Helder Barbalho e Gilberto Martins: ajuizamento de ação de improbidade administrativa é a continuidade de um enfrentamento contaminado por vieses também de natureza política |
O ajuizamento, pelo Ministério Público do Pará, de ação de improbidade que, entre outras medidas, pede o afastamento de Helder Barbalho do cargo de governador do Pará, deveria cingir-se, como de regra, a seus aspectos eminentemente legais, processuais e técnicos, tudo isso consubstanciado no respeito à jurisdição e aos elementos constantes da inicial oferecida para o exame do Poder Judiciário. Mas não será assim neste caso.

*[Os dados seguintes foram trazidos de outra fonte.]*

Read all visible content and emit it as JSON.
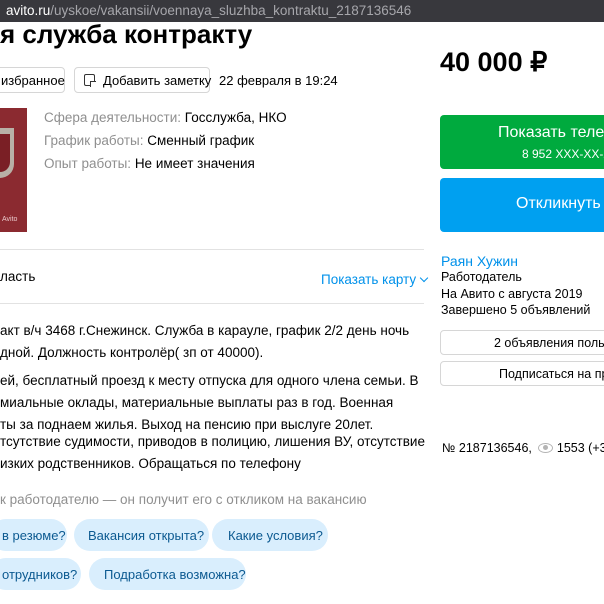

Basicamente, a ação pede punições e reparações no caso da compra com dispensa de licitação de 400 ventiladores pulmonares da empresa SKN do Brasil Importadora e Exportadora de Eletrônicos Ltda. Além de Helder, são requeridos na mesma ação Parsifal Pontes (ex-chefe da Casa Civil do Pará), Alberto Beltrame (ex-secretário de Saúde do Pará), Peter Cassol Silveira (ex-secretário adjunto de Gestão Administrativa da Sespa) e outras seis pessoas, que também são investigadas em duas operações contra o governo Helder - a Para Bellum e a SOS. O processo, de número 0866555-71.2020.8.14.0301, tramita na 1ª Vara de Fazenda da Capital.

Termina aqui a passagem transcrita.